Fortuna Düsseldorf: Auf Helmut Schulte wartet viel Arbeit

Fortuna Düsseldorf: Auf Helmut Schulte wartet viel Arbeit

Am Samstagnachmittag verkündet Fortuna offiziell, dass der 56-Jährige zum Jahreswechsel als Sportvorstand zum Zweitligisten nach Düsseldorf kommt. Es wartet viel Arbeit auf ihn.

Seit dem 22. Oktober stand fest, dass Fortuna Helmut Schulte als Manager verpflichten will. Damals hatte der Sauerländer das Interesse gegenüber unserer Zeitung nicht dementieren wollen. Seitdem war es nur eine Frage der Zeit, wann die Unterschrift geleistet und Vollzug gemeldet werden würde.

Dafür sorgte nun sein bisheriger Arbeitgeber SK Rapid Wien. Der Erstligist machte den Wechsel von Schulte publik. Der Sportdirektor habe den Verein "am Samstag informiert, dass er seinen bis 31. Dezember 2013 laufenenden Vertrag beim österreichischen Rekordmeister nicht verlängern wird". Er werde beim Traditionsklub Fortuna Düsseldorf Sportvorstand. Eine Stunde danach wurde die Nachricht von den Rot-Weißen bestätigt.

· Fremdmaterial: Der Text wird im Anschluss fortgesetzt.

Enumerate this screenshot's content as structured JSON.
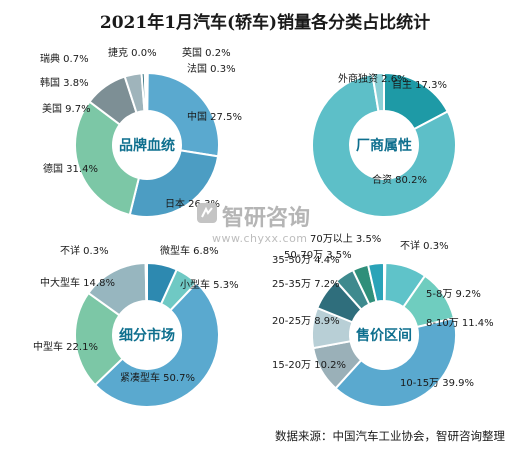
{
  "title": "2021年1月汽车(轿车)销量各分类占比统计",
  "watermark": {
    "name": "智研咨询",
    "url": "www.chyxx.com"
  },
  "source": "数据来源：中国汽车工业协会，智研咨询整理",
  "chart_data": [
    {
      "type": "pie",
      "title": "品牌血统",
      "slices": [
        {
          "label": "中国",
          "value": 27.5,
          "color": "#5aa9cf"
        },
        {
          "label": "日本",
          "value": 26.3,
          "color": "#4c9dc3"
        },
        {
          "label": "德国",
          "value": 31.4,
          "color": "#7cc7a6"
        },
        {
          "label": "美国",
          "value": 9.7,
          "color": "#7d8f95"
        },
        {
          "label": "韩国",
          "value": 3.8,
          "color": "#9fb4bb"
        },
        {
          "label": "瑞典",
          "value": 0.7,
          "color": "#2b6b7a"
        },
        {
          "label": "捷克",
          "value": 0.0,
          "color": "#3a8aa0"
        },
        {
          "label": "英国",
          "value": 0.2,
          "color": "#5bbec3"
        },
        {
          "label": "法国",
          "value": 0.3,
          "color": "#4fb7b6"
        }
      ]
    },
    {
      "type": "pie",
      "title": "厂商属性",
      "slices": [
        {
          "label": "自主",
          "value": 17.3,
          "color": "#1e9aa6"
        },
        {
          "label": "合资",
          "value": 80.2,
          "color": "#5dbfc8"
        },
        {
          "label": "外商独资",
          "value": 2.6,
          "color": "#8ad0d6"
        }
      ]
    },
    {
      "type": "pie",
      "title": "细分市场",
      "slices": [
        {
          "label": "微型车",
          "value": 6.8,
          "color": "#2d89b0"
        },
        {
          "label": "小型车",
          "value": 5.3,
          "color": "#6fc9c4"
        },
        {
          "label": "紧凑型车",
          "value": 50.7,
          "color": "#5aa9cf"
        },
        {
          "label": "中型车",
          "value": 22.1,
          "color": "#7cc7a6"
        },
        {
          "label": "中大型车",
          "value": 14.8,
          "color": "#97b6bf"
        },
        {
          "label": "不详",
          "value": 0.3,
          "color": "#3f9fb2"
        }
      ]
    },
    {
      "type": "pie",
      "title": "售价区间",
      "slices": [
        {
          "label": "不详",
          "value": 0.3,
          "color": "#2d89b0"
        },
        {
          "label": "5-8万",
          "value": 9.2,
          "color": "#5fc3c9"
        },
        {
          "label": "8-10万",
          "value": 11.4,
          "color": "#6fcdbf"
        },
        {
          "label": "10-15万",
          "value": 39.9,
          "color": "#5aa9cf"
        },
        {
          "label": "15-20万",
          "value": 10.2,
          "color": "#9ab0b8"
        },
        {
          "label": "20-25万",
          "value": 8.9,
          "color": "#b8cfd6"
        },
        {
          "label": "25-35万",
          "value": 7.2,
          "color": "#2f6e7c"
        },
        {
          "label": "35-50万",
          "value": 4.4,
          "color": "#3e8a8e"
        },
        {
          "label": "50-70万",
          "value": 3.5,
          "color": "#2f8f7a"
        },
        {
          "label": "70万以上",
          "value": 3.5,
          "color": "#2aa3b8"
        }
      ]
    }
  ]
}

Zum Abschied haben die Wiener Schulte noch einen Kranz geflochten. Er habe sich als absoluter Gewinn für Rapid erwiesen. "Er wird nicht umsonst von allen Mitarbeitern, Spielern und Funktionären des Vereins aufgrund seiner menschlichen und fachlichen Fähigkeiten hoch geschätzt", sagt Präsident Rudolf Edlinger.

Wenn dem so ist, hat Fortunas Aufsichtsrat genau den richtigen Mann verpflichtet. Solch ein Mann wird dringend benötigt, denn es warten zahlreiche Aufgaben auf ihn.

Schulte muss zunächst das Bild, das er von dem Kader hat, vergleichen mit dem, wie er sich vor Ort präsentiert. Er muss den 30 Spieler umfassenden, viel zu großen Kader dringend reduzieren - weniger aus finanziellen, sondern vor allem aus sportlichen Gründen. Das wäre nicht nur hilfreich für den Trainer, sondern auch für die Mannschaft und ihren Teamgeist.

Schulte muss Trainer Mike Büskens den Rücken stärken. Der Sportvorstand wird sich den Trainerstab und dessen Arbeit anschauen und sich mit seinen Anregungen einbringen.

Schulte wird seine Vorstandskollegen Paul Jäger (Finanzen) und Sven Mühlenbeck (Marketing) kennenlernen und Strategien mit ihnen entwickeln müssen.

Der zum Jahresende ausscheidende Vorstandsvorsitzende Peter Frymuth wird nicht mehr in den Genuss der Zusammenarbeit mit Schulte kommen, ist aber davon überzeugt, dass er genau der Richtige ist. "Er verkörpert genau den Typus wie Wolf Werner zu Beginn seiner Tätigkeit", sagte Frymuth. "Es waren die gleichen Beweggründe. Schulte verfügt über Erfahrung und kennt sich mit Fortunas schlechten Phasen aus, die er von Schalke aus beobachten konnte, als der Verein finanziell angeschlagen war. Und er ist keiner, der sich selbst permanent in den Vordergrund schiebt."

Drei Monate sollen Wolf Werner und Schulte eng zusammenarbeiten, wobei dieser natürlich für die über die Saison hinausgehenden Planungen verantwortlich ist.